GoogleSharing, Now With No Trust Required

An anonymous reader writes "GoogleSharing, the popular Google anonymizing service created by well known privacy advocate and security researcher Moxie Marlinspike, has released a major new version today. The biggest change is leveraging Google's SSL search option to provide an anonymizing service which doesn't require you to trust either Google or GoogleSharing. This means that anyone who wishes to opt out of Google's data collection practices can now do so without having to trust the operator of the anonymizing service."

Re:Suddenly, it doesn't feel like '1984' anymore!

[shoehornjob]

A great day for liberty!

That is of course until someone in washington decides it's a security risk because terrorists could use it to plan their attacks. You know that will happen.

Re:Suddenly, it doesn't feel like '1984' anymore!

[spazdor]

The worst part is, they're right. As it turns out, the exact same kinds of privacy we want for the right reasons, the bad guys want for the wrong reasons.

Re:Suddenly, it doesn't feel like '1984' anymore!

[dynamo]

We already decided as a nation, over 200 years ago. I'm not having a hard time walking the line between freedom and oppression, nor is anyone else who is not in a position to lose power if freedom wins. Ben Franklin was right.

Re:Suddenly, it doesn't feel like '1984' anymore!

[MyFirstNameIsPaul]

Oh, please. Just go wardriving with a vanilla install of ubuntu using a laptop you picked up on craigslist and a wifi card you found in a trash can and you're safe. As usual, these kinds of government activities only infringe on the innocent and do nothing to inhibit the criminals.

Re:There is still man-in-the-middle attack

[Sir_Lewk]

You don't know how SSL works do you?

Actually, I'm not really sure why I phrased that as a question. You don't. To get started, look up public key cryptography.

Re:No, not Really?

[Sir_Lewk]

for that matter: Welcome to Slashdot, where people think scepticism is a good replacement for education and intelligence.

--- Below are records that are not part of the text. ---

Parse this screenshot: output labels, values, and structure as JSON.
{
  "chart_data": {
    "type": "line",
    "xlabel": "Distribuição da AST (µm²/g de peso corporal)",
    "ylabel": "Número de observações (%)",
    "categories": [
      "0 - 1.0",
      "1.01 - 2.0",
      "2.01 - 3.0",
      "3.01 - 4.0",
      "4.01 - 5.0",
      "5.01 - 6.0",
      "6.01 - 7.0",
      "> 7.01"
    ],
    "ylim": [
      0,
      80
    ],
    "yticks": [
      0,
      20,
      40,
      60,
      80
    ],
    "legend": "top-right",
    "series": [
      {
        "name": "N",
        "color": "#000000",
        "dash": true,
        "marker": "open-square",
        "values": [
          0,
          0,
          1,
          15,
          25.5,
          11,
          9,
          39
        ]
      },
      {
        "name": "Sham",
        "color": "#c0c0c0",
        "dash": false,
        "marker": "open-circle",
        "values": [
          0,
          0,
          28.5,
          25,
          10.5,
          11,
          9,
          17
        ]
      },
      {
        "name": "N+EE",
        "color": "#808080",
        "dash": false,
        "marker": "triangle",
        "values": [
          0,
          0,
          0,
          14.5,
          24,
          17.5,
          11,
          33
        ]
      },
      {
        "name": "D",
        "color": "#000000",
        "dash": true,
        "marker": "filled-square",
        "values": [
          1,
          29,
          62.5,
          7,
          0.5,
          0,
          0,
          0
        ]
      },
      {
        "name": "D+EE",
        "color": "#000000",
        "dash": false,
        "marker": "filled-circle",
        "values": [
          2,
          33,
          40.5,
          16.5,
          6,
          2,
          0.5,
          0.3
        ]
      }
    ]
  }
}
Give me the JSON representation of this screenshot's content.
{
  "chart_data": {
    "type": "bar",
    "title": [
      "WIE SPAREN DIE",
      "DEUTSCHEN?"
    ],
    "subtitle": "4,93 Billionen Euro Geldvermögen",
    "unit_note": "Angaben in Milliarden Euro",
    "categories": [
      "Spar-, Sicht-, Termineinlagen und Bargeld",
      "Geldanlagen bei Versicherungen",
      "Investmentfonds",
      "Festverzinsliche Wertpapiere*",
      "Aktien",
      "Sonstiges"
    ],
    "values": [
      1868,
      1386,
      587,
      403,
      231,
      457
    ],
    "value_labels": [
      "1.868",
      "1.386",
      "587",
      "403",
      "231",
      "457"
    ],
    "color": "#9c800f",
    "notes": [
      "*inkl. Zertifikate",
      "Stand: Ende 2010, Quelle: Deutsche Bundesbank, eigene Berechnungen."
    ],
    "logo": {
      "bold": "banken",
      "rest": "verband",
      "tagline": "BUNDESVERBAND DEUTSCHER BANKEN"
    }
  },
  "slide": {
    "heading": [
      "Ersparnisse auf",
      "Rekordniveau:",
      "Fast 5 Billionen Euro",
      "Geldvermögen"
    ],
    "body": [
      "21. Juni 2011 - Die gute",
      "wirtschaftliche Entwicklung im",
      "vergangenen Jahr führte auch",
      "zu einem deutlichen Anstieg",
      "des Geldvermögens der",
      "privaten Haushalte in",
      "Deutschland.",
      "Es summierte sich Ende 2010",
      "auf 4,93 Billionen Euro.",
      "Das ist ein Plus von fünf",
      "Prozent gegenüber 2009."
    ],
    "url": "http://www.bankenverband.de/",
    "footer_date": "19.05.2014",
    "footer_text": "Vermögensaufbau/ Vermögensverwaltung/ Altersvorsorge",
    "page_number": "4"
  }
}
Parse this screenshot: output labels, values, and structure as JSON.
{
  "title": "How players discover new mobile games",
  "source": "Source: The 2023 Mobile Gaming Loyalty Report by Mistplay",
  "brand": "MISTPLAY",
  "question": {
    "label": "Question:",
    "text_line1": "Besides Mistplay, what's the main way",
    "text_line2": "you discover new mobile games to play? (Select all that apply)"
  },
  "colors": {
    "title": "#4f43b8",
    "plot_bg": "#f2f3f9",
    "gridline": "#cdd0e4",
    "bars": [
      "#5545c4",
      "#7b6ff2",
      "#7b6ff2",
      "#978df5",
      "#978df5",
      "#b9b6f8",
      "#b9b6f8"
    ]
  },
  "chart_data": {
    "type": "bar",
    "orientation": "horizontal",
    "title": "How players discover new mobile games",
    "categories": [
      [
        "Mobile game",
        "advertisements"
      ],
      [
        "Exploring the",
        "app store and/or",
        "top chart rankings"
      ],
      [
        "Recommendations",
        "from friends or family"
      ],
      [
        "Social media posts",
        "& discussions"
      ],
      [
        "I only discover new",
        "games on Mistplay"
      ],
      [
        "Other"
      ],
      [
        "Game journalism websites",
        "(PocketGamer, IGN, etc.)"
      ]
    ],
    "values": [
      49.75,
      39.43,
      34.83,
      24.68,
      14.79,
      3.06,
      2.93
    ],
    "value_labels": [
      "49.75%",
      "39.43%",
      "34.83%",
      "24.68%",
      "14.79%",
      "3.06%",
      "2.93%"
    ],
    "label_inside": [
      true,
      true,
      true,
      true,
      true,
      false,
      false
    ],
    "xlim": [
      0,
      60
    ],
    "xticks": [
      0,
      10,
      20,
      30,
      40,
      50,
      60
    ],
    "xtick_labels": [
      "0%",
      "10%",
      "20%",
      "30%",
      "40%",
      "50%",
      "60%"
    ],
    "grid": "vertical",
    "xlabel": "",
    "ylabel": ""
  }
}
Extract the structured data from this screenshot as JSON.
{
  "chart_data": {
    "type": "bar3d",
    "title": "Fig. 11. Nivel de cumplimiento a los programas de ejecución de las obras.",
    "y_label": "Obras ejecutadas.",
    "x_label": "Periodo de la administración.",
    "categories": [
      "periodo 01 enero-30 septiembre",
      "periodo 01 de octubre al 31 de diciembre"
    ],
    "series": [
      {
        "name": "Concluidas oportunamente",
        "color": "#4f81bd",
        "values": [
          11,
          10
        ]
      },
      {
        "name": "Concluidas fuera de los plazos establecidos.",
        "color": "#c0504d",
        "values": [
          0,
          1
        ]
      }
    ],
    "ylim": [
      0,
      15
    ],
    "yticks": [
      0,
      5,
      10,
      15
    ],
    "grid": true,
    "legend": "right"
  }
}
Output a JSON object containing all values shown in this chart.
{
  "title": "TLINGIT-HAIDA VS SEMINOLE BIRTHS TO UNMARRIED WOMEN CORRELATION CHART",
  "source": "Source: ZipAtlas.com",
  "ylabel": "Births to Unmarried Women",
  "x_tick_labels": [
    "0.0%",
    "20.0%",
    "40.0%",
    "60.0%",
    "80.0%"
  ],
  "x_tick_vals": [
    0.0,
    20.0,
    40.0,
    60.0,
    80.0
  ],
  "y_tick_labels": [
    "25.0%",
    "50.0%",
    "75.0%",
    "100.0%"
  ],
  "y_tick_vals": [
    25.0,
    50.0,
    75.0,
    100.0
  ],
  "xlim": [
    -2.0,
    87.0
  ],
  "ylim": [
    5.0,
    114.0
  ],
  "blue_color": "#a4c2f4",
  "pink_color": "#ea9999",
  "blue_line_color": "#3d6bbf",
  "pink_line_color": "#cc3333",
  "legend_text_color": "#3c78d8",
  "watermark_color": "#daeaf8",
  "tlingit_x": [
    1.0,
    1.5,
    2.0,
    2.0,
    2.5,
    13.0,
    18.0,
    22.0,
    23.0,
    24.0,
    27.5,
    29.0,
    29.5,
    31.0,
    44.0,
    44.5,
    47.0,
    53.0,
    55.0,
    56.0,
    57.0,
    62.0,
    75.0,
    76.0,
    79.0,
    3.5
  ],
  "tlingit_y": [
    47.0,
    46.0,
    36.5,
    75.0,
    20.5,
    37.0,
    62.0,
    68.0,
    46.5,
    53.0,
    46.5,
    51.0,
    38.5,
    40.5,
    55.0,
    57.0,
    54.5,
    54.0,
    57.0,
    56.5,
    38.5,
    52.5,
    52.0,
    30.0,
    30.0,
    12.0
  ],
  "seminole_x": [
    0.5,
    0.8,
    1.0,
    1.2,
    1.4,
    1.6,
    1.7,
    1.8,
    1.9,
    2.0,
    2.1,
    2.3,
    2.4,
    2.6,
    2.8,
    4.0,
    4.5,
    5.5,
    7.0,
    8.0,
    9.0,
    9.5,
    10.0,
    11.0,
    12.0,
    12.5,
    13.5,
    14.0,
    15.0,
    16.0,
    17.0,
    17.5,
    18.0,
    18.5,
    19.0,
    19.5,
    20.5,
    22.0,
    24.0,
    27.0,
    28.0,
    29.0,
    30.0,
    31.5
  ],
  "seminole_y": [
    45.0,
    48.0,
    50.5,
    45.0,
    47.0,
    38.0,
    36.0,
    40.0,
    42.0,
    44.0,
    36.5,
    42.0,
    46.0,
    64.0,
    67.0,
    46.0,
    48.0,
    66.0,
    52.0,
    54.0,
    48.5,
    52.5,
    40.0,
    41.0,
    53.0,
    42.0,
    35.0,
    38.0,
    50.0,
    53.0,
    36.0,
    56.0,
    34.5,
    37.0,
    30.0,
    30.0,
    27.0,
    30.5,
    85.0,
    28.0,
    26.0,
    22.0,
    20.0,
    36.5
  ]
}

It seems like half the commenter here may have at least RTFS, but simply don't know what SSL is.

Re:No, not Really?

[maxwell demon]

Well, you also have to trust the Firefox extension (or read and understand the code, and trust your ability to find issues if there are any).

Re:Why not just not have a Google account?

[spazdor]

You do know what Google's business model is, right?

Re:Why not just not have a Google account?

[spazdor]

I'm certain there are statistical techniques that can be used to tie separate unique, "unrelated" sessions back together when they come from the same user. Some websites expose their account usernames to Google, which can provide near-sure matches.

Certain users habitually use Google to get to their favourite sites because it's literally quicker than typing a URL, and many of those probably use the same abbreviations for those sites each time. My ex-girlfriend used to get to Facebook by typing "face" into Google and clicking "I'm feeling lucky." I bet combining 4 or 5 separate browsing idiosyncrasies like that is enough to uniquely identify many users.

Re:There is still man-in-the-middle attack

[IpalindromeI]

Here's the quick rundown:

You contact Google's server through the proxy, and the server sends you Google's public key. This key isn't secret, so it doesn't matter if the proxy gets it, too.

Now you use their public key to encrypt a message telling them the symmetric encryption key you want to use for the rest of the communication. Only Google can decrypt that message, so only you and Google will know the key to use to decrypt the rest of your communications.

A man in the middle attack is only possible if GoogleSharing can either break or guess Google's private key, or the symmetric key you agreed to use after the handshake. Both are very hard to do. So don't worry about it.